Release date: November 7, 2014 (USA)
Director: Christopher Nolan
Stars: Matthew McConaughey, Anne Hathaway, Jessica Chastain
Running time: 169 minutes
MPAA rating: PG-13
There’s an old saying: “Aim for the moon; if you miss you’ll land among the stars.” Putting aside how astronomically incorrect that is, I’ve always found the sentiment misguided. It suggests that the more difficult the task, the better off you’ll be regardless of outcome. But human endeavor is the opposite: If you aim for the moon and miss, you’ll freeze to death in space. If you aim for Cincinnati and miss, you’ll just end up in Cleveland, which – even though it’s Cleveland – is still preferable to death. That’s why sports like figure skating include a “degree of difficulty” component in scoring: an athlete should get credit for even trying the hardest moves.
While watching Christopher Nolan’s latest behemoth Interstellar, I found myself asking, “Should we give extremely ambitious films the same “difficulty” credit even if they don’t deliver?” In short: I don’t think so. A film that aspires to say something transformative about the human condition but turns out mediocre is still just a mediocre film. Sure, Taken and Bridesmaids attacked much easier topics than the ultimate fate of our species, but those films achieved what they aspired to do. Interstellar – for me – did not.
The film’s set in a near future that sees earth barely habitable for humans. Crops won’t grow, governments are gone, and we’re struggling to survive. Matthew McConaughey plays former astronaut/engineer/scientist Cooper, who – like most people – is now a farmer. The first 45 minutes are the best of the film, as Nolan paints a portrait of a dust bowl dystopia that’s as plagued by cynicism as it is the “blight” that kills crops.
Cooper is a widower raising two kids with the help of his father-in-law, who defines Cooper’s as nothing more than a “caretaker generation.” Even the teachers in this world are cynical: they teach kids that the moon landing was a hoax the U.S. perpetrated to bankrupt the Russians. The teachers’ reasoning is that giving kids an example of pragmatic strategizing is more useful than filling their heads with no-longer-possible dreams of space travel. This is one of the only genuinely original ideas in the film and it was thought provoking.
Interstellar is at its best when it’s lamenting our society’s cynical malaise and lack of ambition via sci-fi exaggeration. This makes sense, as Nolan’s career has been an exploration of cynicism. Memento was about whether we lie to ourselves to make ourselves happy. (A cynical “yes.”) The Prestige asked whether we must give up our humanity in order to achieve greatness. (An even more cynical “yes.”) Inception asks: can our subconscious and thus our very grasp on reality be manipulated by technology and sold to the highest bidder? (A resounding “yes,” regardless of what you thought the ending meant.) And weaved between these was his most hopeful, optimistic endeavor: The Dark Knight trilogy, a superhero series wrapped around a meandering Socratic dialogue on whether society is so irredeemable it must be destroyed and restarted from scratch.

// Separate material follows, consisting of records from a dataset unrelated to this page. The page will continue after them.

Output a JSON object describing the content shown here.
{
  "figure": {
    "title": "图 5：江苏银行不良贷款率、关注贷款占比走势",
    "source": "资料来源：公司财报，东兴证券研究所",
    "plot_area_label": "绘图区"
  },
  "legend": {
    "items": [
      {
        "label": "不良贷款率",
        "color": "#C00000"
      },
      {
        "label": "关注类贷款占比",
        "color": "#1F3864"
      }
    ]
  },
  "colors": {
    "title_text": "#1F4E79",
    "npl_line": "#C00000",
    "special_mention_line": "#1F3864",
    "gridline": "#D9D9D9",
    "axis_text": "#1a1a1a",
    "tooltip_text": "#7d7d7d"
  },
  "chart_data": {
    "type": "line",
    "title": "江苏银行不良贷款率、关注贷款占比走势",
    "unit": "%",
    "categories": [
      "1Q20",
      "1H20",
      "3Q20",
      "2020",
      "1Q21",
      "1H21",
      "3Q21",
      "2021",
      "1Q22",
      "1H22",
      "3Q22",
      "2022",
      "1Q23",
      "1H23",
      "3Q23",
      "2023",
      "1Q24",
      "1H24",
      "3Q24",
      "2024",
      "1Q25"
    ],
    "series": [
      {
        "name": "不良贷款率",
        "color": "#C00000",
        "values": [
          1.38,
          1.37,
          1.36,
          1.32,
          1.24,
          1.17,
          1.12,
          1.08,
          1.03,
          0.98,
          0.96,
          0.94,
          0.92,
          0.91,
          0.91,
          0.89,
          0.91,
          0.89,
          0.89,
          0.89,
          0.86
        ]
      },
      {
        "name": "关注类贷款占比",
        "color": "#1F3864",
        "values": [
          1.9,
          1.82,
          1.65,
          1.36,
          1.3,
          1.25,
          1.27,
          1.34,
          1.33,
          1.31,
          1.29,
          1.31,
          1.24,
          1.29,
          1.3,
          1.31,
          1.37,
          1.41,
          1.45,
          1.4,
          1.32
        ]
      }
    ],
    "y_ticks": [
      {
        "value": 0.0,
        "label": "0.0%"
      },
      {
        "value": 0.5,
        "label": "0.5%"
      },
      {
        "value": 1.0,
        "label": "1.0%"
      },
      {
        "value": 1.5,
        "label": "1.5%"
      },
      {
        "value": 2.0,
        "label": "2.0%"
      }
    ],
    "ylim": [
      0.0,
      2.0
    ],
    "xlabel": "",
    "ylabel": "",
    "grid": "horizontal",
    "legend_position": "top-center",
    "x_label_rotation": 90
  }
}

These movies were so successful partly because they were each a cynical “yes” for the first 90 minutes only to pull out a hopeful “No, people are worth saving!” in the end.
To be clear, these cynical propositions and often-cynical answers are why I love Nolan’s work. He embraces the darkness, which makes it much easier to be truthful.

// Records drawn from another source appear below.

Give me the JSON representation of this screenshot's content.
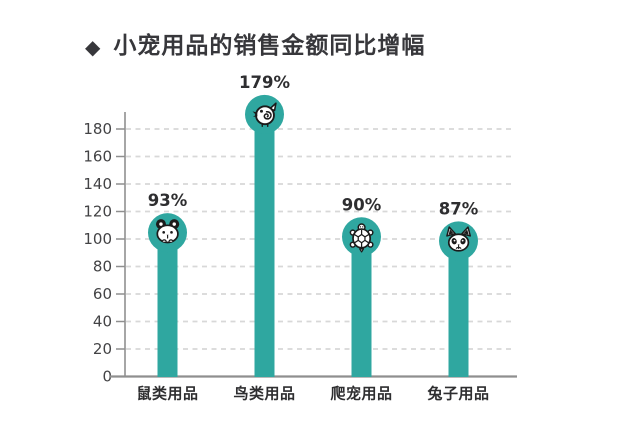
{
  "title": {
    "bullet": "◆",
    "text": "小宠用品的销售金额同比增幅"
  },
  "chart_data": {
    "type": "bar",
    "title": "小宠用品的销售金额同比增幅",
    "categories": [
      "鼠类用品",
      "鸟类用品",
      "爬宠用品",
      "兔子用品"
    ],
    "values": [
      93,
      179,
      90,
      87
    ],
    "value_labels": [
      "93%",
      "179%",
      "90%",
      "87%"
    ],
    "icons": [
      "mouse-icon",
      "bird-icon",
      "turtle-icon",
      "rabbit-icon"
    ],
    "unit": "%",
    "ylim": [
      0,
      180
    ],
    "ytick_step": 20,
    "ytick_labels": [
      "0",
      "20",
      "40",
      "60",
      "80",
      "100",
      "120",
      "140",
      "160",
      "180"
    ],
    "grid": "horizontal-dashed",
    "legend": "none",
    "colors": {
      "bar": "#2FA7A0",
      "value_label": "#2E2E30",
      "category_label": "#2E2E30",
      "tick_label": "#434345",
      "axis": "#8F8F8F",
      "grid": "#D8D8D8",
      "icon_fill": "#FFFFFF",
      "icon_stroke": "#1B1B1B",
      "title": "#37373B",
      "background": "#FFFFFF"
    }
  }
}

Interstellar sets up its particular cynical proposition in an on-the-nose fashion. The space mission to find a habitable planet and save humanity has a plan A (move earth’s inhabitants there), and a plan B (repopulate using frozen zygotes while earth’s population dies). It turns out that trying one may doom the other, so the familiar question of whether humans should be saved takes the forefront with Cooper’s desire to reunite with his daughter complicating things.

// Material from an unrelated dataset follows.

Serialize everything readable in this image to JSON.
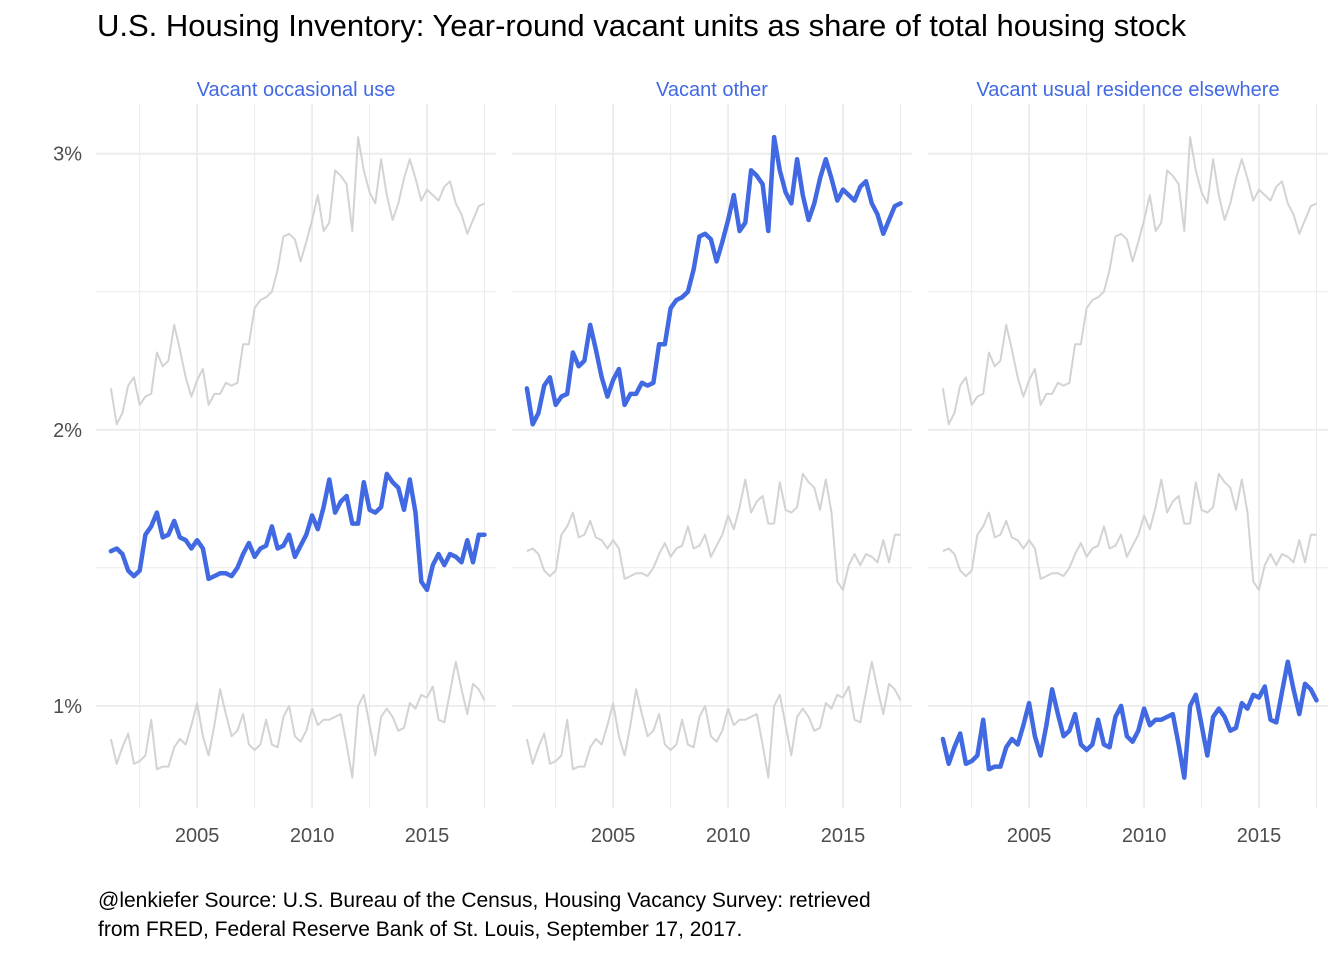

I think some people will say this is a sci-fi masterpiece, but as a student of sci-fi, I have to disagree. The science is solid at the start but gets wonky by the end and the way the film plays out its only major scientific mystery will disgust true sci-fi lovers. This is no 2001, no Solaris… it’s not even a Contact. It has some beautiful sequences that build suspense, but Nolan’s usual ingenuity with structure is nowhere to be found in a film that is long enough to need it badly. Unfortunately Nolan’s knack for bringing new ideas to the blockbuster is also missing, as most everything here has been done before and better.
Don’t get me wrong: I love ambitious filmmakers and I love Christopher Nolan’s work and hope he continues to be able to make any kind of film he wants. I don’t think trying difficult things is foolish. But be ready to fail. After all, why do we fall? To learn to pick ourselves back up.